Still, the company has had several rounds of layoffs, including among staff in Delaware.
In the first quarter, total revenue fell 11 percent in the first quarter and the operating profit dropped 37 percent. Shares on the New York Stock Exchange were down 5.7 percent, to $43.29 in late morning trading.
“The pharmaceutical sector is experiencing pressures none of which I’ve witnessed in my 36 years in the industry,” Brennan said during a Thursday conference call. “I remain very confident that AstraZeneca has the capabilities, courage and determination to be successful into the future. If we maintain our focus on meeting the needs of patients and trying to solve unmet patient needs, we can continue to deliver attractive and sustained returns for our shareholders.”
Board member Leif Johansson will guide the selection for Brennan’s successor.

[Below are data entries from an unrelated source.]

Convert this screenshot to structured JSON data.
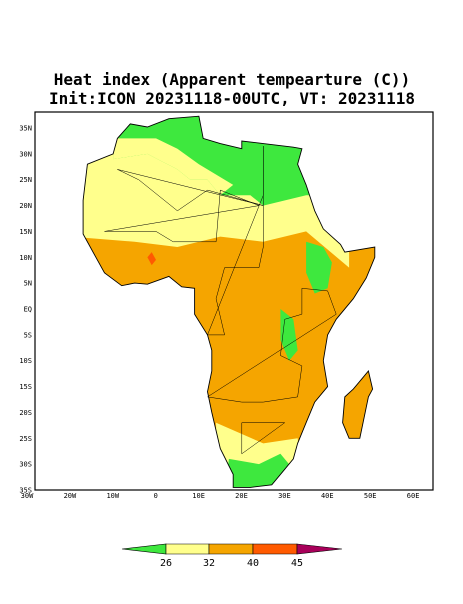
{
  "title": [
    "Heat index (Apparent tempearture (C))",
    "Init:ICON 20231118-00UTC, VT: 20231118"
  ],
  "lat_labels": [
    "35N",
    "30N",
    "25N",
    "20N",
    "15N",
    "10N",
    "5N",
    "EQ",
    "5S",
    "10S",
    "15S",
    "20S",
    "25S",
    "30S",
    "35S"
  ],
  "lon_labels": [
    "30W",
    "20W",
    "10W",
    "0",
    "10E",
    "20E",
    "30E",
    "40E",
    "50E",
    "60E"
  ],
  "colorbar": {
    "labels": [
      26,
      32,
      40,
      45
    ],
    "colors": [
      "#3ee83e",
      "#ffff8c",
      "#f5a500",
      "#ff5a00",
      "#a8005a"
    ]
  }
}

Chief financial officer Simon Lowth will act as interim CEO after Brennan departs and until his replacement is named.
Bernstein Research analyst Tim Anderson said the company has been shareholder friendly with stock buybacks and dividends, but the five-year financial outlook was “uninspiring.”
Anderson wrote to clients, “Coupled with what appears to be a thinner late-stage pipeline and a mixed longer-term R&D track record, the multiyear view of AZN is challenging in our view.”